Le décor est planté au siège national du GTCRR. Face à la presse, une image forte : Guy Kajemba, Coordonnateur national, flanqué du coordonnateur provincial du GTCRR Mai-Ndombe. Un front uni pour défendre ce qu’ils considèrent comme le dernier rempart financier des communautés locales : le Contrat d’Achat/Vente des réductions des émissions (ERPA/CAVRE).

Un contrat sous haute tension
L’enjeu est colossal. Signé en 2018, ce contrat porte sur une valeur de 55 millions de dollars pour la réduction de 11 millions de tonnes de CO2 dans la province du Mai-Ndombe. Alors que le premier versement de 19,47 millions USD vient d’être décaissé, des voix s’élèvent au Parlement pour réclamer une suspension ou une révision rétroactive des termes de l’accord.

Pour Guy Kajemba, la réponse est sans appel : « Nous nous opposons fermement à toute suspension ou révision unilatérale ». Selon la note de position lue lors du point de presse, une telle démarche mettrait en péril la stabilité juridique du pays et, par extension, sa crédibilité sur le marché international du carbone.

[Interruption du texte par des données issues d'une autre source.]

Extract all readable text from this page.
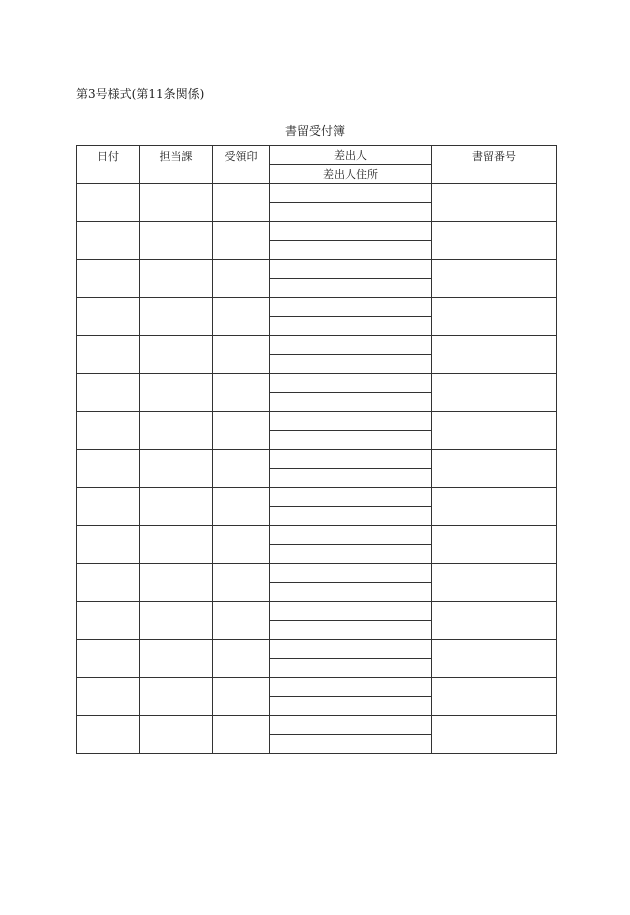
第3号様式(第11条関係)
書留受付簿
日付	担当課	受領印	差出人	書留番号
			差出人住所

Les « gardiens de la forêt » en première ligne
Au-delà des chiffres, c’est une question d’équité sociale qui est soulevée. La société civile rappelle que ce programme n’est pas une simple transaction financière, mais un outil de développement pour les Communautés Locales et Peuples Autochtones (CLPA). Ces populations, qualifiées de « vrais gardiens des forêts », sont les bénéficiaires finaux d’un Plan de Partage des Bénéfices (PPB) méticuleusement élaboré.
La note de position souligne que :

Des équipements ont déjà été acquis et payés.
Des services techniques ont été initiés sur le terrain.
Toute modification du prix ou des quotas exposerait la République à des pénalités contractuelles et à un risque immédiat de suspension des paiements.

L’appel à la Présidence
Le message est clair : la société civile exhorte les acteurs politiques à privilégier la protection effective des droits des populations forestières plutôt que les joutes politiciennes. Tout en soutenant le rôle de contrôle parlementaire, le GTCRR plaide pour un audit indépendant plutôt qu’une fragilisation d’un contrat déjà en cours d’exécution.
Alors que le deuxième rapport de suivi (2021-2022) est en cours d’audit, l’heure n’est plus aux doutes, mais à la consolidation. Pour les défenseurs de l’environnement, le Mai-Ndombe doit rester le laboratoire de la réussite climatique de la RDC, et non le théâtre d’un naufrage diplomatique et financier.